Sunday, August 23, 2009

Ambrose Bierce

I don't know about you, but I'm probably enjoying Safire's vacation more than he is. The set of stand-ins this week has Jan Freeman doing On Language, talking about the author of one of the first books about language and usage — maybe the first, actually — I ever owned, Ambrose Bierce's Devil's Dictionary. (Have been looking for my ancient copy, in fact, but haven't turned it up yet.)

The inventor of the term peevology (and related forms, I guess) gives pretty compelling reminder that language does change and that we have to deal with it by showing that 100 years ago, peeves were often things that make no sense to us today, like finding the word dirt "disagreeable". Bottom line:
But when did you last make a distinction between necessities and necessaries, or various and several?
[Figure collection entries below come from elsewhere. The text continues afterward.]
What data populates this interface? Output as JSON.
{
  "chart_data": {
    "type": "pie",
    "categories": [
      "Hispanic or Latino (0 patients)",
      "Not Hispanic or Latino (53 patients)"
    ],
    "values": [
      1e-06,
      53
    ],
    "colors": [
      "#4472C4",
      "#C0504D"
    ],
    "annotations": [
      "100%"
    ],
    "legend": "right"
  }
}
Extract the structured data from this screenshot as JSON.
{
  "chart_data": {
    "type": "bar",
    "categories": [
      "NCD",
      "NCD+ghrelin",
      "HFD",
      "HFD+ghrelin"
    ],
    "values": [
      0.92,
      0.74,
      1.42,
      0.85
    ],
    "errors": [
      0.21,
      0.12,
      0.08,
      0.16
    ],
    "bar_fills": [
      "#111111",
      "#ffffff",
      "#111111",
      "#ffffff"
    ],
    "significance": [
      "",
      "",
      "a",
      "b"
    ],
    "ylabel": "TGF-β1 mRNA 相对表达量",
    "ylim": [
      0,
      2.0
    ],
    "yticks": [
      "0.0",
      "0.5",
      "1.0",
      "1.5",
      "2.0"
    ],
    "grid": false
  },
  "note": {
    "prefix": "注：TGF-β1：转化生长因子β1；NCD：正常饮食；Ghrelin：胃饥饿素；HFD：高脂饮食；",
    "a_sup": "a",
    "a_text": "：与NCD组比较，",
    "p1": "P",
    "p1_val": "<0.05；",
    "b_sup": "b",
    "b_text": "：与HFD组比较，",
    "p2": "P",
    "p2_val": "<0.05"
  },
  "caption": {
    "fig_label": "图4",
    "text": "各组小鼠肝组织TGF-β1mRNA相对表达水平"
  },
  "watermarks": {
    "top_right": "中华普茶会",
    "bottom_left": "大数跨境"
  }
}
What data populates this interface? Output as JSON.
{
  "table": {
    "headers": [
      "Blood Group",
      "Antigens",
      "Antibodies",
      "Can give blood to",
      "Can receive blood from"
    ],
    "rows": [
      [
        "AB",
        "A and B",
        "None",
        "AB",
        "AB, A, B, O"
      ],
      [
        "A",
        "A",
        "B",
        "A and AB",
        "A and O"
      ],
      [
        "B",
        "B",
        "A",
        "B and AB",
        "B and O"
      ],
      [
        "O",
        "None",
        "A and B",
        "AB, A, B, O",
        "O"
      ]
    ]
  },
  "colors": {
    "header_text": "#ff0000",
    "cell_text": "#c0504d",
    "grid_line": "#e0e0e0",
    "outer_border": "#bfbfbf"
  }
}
Half of our pet peeves could seem equally arcane by 2109 — and we don’t know which half.
Yup. You need to read the piece.

3 comments:

Ben Z. said...

Just to clarify, the column is about Bierce's Write It Right, which Jan has edited and annotated for a new edition to be published this fall.

John Cowan said...

The 1000-word canonical version of the DD is in the U.S. public domain (it was published well before the cutoff date of 1923), and copies in many forms can be found by googling. The various extended editions published since then are in dubious copyright -- the original materials are obviously not, since all of them precede 1923 as well, and mere alphabetization does not count as sufficient originality for U.S. copyright.

Write it Right can likewise be found by googling.

Mr. Verb said...

Well, Ben, for once, it was a typo and not a mistake of substance -- that was supposed to read 'the author of' in there. (I've never actually read Write it Right.) Thanks.

Yeah, John, but I really want to find that classic old copy of the DD.